In the following pages I have thought it worth while again to invite attention to the industry, thrift, helpfulness, and honesty of the Swiss peasant proprietors, who are the basis and main stock of the Swiss social system. Some study of them may be of use to us, because we can in them trace up these solid sterling elements of character to their source in the educative power of property, especially of property in land; and the perception of the effects in them of this cause may lead us to inquire whether the character of our own agricultural labourers would not be raised, if they, too, were brought under the educative influences of property. Probably nowhere in Europe, it may be in the world, is the class that cultivates the soil so destitute of property as in this country. He amongst our agricultural labourers must be in an exceptionally good position who owns, or ever will own, anything except his clothes, and a few pounds’ worth of old furniture. To be in this way cut off from all hope of improving their condition in life, and from the civilizing influences of property, and of the pursuit of property, must, one cannot but think, have deteriorating effects on the class. Should what we see elsewhere confirm us in this supposition, then we may become disposed to inquire whether there are not in this country some hindrances, as one cannot but imagine there must be, to the acquisition of property in land by our agricultural labourers; and whether the removal of such hindrances, supposing them to have been discovered, would not have a tendency to engender in the minds of this long disinherited class the idea of acquiring, and the desire to acquire, some little property in land, and so to lead on to their recovering the long-lost mental qualities necessary for enabling them to live by the cultivation of small holdings. In the note at the end of this volume I have endeavoured to show how the loss of these mental qualities was brought about in them.

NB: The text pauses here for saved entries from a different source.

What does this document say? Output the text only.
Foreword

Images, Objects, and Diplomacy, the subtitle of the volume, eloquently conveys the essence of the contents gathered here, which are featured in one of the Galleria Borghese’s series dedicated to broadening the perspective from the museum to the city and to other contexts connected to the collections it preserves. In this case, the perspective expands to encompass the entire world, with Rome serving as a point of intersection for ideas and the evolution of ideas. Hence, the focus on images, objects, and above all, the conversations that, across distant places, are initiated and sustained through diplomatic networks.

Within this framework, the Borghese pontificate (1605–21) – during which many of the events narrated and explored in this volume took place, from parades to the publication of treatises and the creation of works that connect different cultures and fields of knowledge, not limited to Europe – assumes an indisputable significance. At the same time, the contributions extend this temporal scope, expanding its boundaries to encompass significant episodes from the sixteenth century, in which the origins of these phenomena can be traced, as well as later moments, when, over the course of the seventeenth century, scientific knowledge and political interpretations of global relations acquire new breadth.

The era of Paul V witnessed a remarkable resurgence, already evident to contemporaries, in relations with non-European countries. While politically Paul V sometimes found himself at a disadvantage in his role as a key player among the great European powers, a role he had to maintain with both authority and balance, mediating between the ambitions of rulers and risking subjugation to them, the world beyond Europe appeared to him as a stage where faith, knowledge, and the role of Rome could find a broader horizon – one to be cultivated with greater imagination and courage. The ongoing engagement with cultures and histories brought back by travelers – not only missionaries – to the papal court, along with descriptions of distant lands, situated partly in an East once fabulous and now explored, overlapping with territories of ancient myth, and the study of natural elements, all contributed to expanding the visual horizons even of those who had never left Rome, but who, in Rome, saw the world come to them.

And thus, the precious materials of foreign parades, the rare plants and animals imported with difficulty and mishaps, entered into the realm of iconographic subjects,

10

I said in the first volume of this work, when speaking of peasant properties, that in these days both the man and the land can be turned to better account. What I meant by this, as I there explained, was that an able and energetic man has now opened to him more promising careers than that of living by the cultivation of three or four acres, and that these same few acres also might possibly now be made to yield a greater amount of produce if cultivated scientifically, and with a liberal application of capital. This may be quite true; still, if things had their free course, we might come to find that many of our agricultural labourers were capable of recovering the qualifications needed for this kind of life, which, if we may judge from what we see in other countries, is the natural desire and ambition of a peasantry; and, too, it may be good for a nation so largely commercial and manufacturing as ourselves to have so sturdy and stable a class among the ingredients of its population.
And we may, perhaps, some day come to not dissimilar conclusions with respect to the artizans of our towns. Property, and the pursuit of property, may be found to be a remedy for much that we regret to see in them, and it may be proved to be possible by moral and intellectual training—their wages being already in very many cases sufficient for this purpose—to qualify a fair proportion of them for attaining to the possession of some little capital in money for investments of one kind or another. This appears to be the natural, and, if so, then the readiest and most generally available means for calling forth, and strengthening in them, as in all men, some very valuable elements of character. To this extent, and it is an extent that is far from inconsiderable, property, and the efforts necessary for attaining it, may prove in their case great humanizers. But for the initial desire to acquire property the starting point of a certain moral and intellectual condition is necessary. Roughs and wife-beaters have no thoughts about property. And the vast sum that is year by year squandered by our working classes on intoxicating drinks demonstrates that, as the general rule, among them the idea of property is dim and feeble. This, indeed, may be regarded as almost the distinguishing characteristic of the working classes of this country. Reading, writing, and arithmetic will not of themselves supply what is wanted. They supply tools, and some materials; but tools and materials do not teach us how to build. Training—moral and intellectual training where what has to be built is a human life—will be requisite still. With this to inspire and to guide them their efforts to acquire and to retain property may contribute much towards making them good fathers of families, and useful citizens, by creating in them habits of industry, forethought, thrift, self-reliance, self-restraint, self-respect, and respect for law and order.